В Эперне, в холодильнике морга, заполненном, как подвал банка, пронумерованными металлическими ящиками, ждали своей очереди два трупа.
А в Париже две молодые женщины с грубо размалеванными лицами в глухой тоске таскались из бара в бар.
Пришел Люкас.
— Ну, что? — издали крикнул ему Мегрэ.
— Селина Морне не подавала признаков жизни в Этампе с того дня, как она затребовала бумаги, необходимые для ее брака с Даршамбо.
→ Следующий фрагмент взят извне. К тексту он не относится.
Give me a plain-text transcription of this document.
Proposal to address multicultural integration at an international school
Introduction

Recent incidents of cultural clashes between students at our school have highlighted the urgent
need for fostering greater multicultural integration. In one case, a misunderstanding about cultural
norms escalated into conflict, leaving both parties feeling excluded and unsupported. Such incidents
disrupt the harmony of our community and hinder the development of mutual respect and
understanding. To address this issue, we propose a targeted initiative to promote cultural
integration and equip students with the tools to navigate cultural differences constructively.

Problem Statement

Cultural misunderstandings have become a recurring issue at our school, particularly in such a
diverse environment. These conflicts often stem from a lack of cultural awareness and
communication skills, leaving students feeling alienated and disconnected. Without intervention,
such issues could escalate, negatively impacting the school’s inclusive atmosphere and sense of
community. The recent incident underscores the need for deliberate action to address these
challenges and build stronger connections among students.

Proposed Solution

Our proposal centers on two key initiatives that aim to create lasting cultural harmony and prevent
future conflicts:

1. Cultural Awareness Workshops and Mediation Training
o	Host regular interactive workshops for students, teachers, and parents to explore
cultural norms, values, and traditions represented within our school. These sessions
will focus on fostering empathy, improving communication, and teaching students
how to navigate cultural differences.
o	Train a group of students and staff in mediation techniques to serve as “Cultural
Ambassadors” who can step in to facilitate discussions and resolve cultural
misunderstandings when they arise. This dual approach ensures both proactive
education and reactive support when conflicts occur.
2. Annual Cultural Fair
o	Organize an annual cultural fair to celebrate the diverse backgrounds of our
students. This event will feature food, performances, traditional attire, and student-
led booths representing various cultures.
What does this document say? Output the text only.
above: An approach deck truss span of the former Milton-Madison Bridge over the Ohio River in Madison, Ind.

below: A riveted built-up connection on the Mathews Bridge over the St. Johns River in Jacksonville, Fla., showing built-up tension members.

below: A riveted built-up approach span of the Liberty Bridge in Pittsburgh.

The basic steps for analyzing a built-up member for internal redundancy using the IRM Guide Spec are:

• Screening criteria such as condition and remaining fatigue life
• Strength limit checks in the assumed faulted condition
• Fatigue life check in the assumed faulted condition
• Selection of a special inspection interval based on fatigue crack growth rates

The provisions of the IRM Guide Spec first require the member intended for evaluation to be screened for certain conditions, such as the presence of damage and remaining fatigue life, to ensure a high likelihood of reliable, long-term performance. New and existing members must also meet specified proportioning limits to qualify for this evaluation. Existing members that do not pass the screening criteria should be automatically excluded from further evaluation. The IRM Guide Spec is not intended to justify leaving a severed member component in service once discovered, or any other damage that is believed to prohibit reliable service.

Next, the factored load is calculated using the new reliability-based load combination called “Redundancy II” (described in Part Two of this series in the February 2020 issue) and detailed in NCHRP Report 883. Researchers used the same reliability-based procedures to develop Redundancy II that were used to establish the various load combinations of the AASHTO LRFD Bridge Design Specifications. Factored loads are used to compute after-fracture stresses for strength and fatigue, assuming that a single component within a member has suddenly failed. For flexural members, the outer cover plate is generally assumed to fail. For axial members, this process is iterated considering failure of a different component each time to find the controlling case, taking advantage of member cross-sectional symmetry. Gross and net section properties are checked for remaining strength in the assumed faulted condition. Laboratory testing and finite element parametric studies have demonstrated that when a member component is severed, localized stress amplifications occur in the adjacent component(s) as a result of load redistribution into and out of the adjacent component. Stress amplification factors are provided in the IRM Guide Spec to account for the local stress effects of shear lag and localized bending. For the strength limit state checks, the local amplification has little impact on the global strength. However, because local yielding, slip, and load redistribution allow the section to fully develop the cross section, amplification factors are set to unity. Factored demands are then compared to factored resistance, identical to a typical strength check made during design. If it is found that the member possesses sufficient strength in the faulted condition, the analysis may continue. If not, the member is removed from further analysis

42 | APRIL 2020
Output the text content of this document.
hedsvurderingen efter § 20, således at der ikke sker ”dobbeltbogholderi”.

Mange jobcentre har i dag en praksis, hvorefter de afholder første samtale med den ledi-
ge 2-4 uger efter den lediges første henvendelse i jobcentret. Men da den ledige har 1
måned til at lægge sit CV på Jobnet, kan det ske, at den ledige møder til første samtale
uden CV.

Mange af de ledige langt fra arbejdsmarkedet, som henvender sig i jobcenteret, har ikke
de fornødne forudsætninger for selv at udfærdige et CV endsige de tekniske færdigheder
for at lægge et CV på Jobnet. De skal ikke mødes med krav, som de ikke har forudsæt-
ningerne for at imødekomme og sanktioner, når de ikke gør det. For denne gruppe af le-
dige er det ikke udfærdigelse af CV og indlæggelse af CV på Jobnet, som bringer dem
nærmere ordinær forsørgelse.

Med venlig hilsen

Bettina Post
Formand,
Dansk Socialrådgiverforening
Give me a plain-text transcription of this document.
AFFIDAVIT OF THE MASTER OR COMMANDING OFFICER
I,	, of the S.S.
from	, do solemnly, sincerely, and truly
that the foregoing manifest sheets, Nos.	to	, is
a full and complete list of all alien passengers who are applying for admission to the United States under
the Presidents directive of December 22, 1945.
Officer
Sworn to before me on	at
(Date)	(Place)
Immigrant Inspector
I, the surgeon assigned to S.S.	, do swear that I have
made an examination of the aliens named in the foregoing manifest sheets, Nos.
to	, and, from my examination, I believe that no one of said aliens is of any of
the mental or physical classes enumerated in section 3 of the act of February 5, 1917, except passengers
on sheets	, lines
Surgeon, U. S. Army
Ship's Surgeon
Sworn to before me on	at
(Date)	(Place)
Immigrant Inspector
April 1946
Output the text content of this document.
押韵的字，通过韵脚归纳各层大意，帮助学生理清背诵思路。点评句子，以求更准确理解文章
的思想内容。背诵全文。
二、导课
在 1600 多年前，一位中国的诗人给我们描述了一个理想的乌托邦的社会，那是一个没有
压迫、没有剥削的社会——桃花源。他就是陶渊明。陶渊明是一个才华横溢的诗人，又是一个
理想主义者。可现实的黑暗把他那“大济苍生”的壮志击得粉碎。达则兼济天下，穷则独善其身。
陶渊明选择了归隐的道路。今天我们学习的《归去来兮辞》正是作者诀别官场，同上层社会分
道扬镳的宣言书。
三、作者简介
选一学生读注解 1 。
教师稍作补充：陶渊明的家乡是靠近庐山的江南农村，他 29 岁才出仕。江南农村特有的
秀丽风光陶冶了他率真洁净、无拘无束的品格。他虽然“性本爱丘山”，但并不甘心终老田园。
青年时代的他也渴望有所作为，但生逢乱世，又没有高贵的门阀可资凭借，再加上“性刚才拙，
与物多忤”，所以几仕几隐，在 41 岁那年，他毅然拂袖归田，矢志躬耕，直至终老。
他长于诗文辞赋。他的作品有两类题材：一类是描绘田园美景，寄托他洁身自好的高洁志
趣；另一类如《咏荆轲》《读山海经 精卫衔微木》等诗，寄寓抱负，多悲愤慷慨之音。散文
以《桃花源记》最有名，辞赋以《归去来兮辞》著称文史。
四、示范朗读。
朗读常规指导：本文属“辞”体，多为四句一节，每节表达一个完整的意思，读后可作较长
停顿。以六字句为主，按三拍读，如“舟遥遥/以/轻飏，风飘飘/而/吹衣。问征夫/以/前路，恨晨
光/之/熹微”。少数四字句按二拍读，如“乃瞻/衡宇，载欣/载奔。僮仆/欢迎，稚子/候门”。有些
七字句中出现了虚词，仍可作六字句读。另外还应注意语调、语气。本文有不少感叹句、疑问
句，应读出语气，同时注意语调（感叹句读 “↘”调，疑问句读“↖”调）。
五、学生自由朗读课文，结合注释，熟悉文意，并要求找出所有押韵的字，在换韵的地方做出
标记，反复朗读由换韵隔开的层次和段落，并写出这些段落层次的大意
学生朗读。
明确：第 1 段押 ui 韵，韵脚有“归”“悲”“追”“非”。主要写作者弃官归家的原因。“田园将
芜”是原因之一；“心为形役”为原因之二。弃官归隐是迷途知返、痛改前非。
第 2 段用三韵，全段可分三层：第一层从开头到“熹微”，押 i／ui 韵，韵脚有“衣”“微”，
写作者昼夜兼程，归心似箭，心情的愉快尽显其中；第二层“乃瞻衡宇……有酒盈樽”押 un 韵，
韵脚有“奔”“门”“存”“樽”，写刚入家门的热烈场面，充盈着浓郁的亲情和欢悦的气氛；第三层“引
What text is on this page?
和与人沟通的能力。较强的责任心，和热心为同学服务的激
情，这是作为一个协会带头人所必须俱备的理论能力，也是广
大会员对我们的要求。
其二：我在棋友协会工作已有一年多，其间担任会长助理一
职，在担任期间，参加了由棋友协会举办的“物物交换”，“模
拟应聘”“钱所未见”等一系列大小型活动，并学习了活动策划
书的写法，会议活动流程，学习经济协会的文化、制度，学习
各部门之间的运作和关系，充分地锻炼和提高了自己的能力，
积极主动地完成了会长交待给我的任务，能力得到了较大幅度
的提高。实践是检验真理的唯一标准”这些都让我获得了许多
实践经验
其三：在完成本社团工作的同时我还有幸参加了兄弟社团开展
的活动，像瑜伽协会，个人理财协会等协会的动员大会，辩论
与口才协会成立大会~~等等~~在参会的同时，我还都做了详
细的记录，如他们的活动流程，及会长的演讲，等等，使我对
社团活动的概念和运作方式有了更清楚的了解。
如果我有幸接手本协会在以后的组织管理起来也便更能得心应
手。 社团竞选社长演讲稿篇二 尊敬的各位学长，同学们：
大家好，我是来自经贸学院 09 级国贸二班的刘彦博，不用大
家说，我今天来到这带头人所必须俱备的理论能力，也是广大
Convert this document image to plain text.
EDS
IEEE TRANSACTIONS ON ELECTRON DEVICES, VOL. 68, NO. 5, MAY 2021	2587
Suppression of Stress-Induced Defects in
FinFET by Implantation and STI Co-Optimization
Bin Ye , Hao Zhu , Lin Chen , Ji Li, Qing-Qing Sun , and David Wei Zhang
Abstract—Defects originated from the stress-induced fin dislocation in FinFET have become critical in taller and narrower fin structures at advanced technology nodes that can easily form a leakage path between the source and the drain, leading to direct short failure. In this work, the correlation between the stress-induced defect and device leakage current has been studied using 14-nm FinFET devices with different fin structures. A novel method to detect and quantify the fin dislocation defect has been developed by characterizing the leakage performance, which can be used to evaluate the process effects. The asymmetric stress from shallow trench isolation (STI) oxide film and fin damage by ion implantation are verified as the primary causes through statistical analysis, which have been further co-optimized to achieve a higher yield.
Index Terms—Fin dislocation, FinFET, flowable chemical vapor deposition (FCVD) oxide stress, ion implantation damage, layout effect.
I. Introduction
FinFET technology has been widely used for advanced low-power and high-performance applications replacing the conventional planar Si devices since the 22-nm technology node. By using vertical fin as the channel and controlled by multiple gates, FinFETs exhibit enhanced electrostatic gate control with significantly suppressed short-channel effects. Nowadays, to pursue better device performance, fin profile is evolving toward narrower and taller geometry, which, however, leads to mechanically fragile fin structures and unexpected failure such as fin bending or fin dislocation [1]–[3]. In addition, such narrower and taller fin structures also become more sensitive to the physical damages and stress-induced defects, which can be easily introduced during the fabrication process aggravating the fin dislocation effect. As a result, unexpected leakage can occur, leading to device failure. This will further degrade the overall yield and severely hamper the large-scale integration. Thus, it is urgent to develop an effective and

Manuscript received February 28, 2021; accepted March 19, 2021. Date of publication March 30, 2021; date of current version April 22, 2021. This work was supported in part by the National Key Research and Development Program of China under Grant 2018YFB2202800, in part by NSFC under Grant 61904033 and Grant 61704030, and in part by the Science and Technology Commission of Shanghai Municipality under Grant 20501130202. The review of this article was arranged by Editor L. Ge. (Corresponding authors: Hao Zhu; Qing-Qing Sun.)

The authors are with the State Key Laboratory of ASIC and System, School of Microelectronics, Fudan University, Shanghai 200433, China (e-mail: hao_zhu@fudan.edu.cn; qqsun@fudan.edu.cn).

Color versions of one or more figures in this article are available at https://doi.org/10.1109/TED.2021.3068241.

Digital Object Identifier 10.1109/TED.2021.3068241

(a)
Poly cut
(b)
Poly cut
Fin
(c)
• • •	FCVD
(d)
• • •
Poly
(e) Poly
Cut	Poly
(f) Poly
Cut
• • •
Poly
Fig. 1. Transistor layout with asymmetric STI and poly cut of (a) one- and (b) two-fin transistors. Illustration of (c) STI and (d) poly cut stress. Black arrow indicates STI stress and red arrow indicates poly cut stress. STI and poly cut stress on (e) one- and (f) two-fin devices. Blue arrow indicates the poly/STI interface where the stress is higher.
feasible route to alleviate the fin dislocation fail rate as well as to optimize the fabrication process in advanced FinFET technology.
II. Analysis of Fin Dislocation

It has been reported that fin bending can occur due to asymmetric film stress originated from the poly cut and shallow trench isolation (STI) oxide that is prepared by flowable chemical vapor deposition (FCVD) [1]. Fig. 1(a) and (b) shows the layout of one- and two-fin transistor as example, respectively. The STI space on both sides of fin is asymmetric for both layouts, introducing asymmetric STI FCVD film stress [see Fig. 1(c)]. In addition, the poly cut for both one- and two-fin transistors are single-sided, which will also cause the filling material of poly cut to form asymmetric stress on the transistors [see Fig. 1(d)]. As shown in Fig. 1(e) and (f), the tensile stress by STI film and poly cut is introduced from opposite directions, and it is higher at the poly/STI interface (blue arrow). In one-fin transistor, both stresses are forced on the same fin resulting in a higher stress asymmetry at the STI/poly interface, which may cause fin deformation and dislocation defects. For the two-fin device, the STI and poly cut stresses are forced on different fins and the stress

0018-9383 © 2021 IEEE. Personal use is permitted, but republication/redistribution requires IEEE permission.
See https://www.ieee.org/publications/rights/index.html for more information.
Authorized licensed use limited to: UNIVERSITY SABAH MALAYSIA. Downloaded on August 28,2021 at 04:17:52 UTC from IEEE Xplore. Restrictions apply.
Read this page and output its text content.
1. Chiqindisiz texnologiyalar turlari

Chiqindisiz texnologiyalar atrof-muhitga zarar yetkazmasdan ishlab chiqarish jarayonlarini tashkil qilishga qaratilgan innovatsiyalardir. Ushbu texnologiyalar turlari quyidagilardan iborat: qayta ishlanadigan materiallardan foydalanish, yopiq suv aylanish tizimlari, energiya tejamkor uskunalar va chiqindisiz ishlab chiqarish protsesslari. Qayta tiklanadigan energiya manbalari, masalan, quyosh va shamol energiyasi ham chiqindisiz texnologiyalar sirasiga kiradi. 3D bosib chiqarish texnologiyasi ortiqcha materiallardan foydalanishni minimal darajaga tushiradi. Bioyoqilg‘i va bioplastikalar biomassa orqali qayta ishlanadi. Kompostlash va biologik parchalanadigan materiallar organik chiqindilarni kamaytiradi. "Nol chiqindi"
Инспектор с любопытством смотрел на комиссара.
— Что с вами, комиссар?
— Тс-с!
Но Люкас напрасно оглядывался вокруг: он не увидел ничего, что могло бы дать повод к малейшему волнению.
Тогда Мегрэ подвел его к открытому щиту над конюшней и указал на вытянувшееся на соломе тело.
Хозяйка баржи недоумевала, что они собираются делать. С проходящей мимо моторной баржи донесся чей-то веселый голос:
— Ну, что там у вас? Авария?
Бельгийка заплакала. Муж ее, шедший с берега с ведром смолы в одной руке и кистью в другой, крикнул:
— Там что-то на плите горит!
Она машинально пошла в кухню.
Мегрэ словно нехотя бросил Люкасу:
— Пошли вниз.
Лошадь тихонько заржала. Коновод не пошевелился.
Комиссар вынул из бумажника фотографию убитой женщины, но Жан не посмотрел на нее.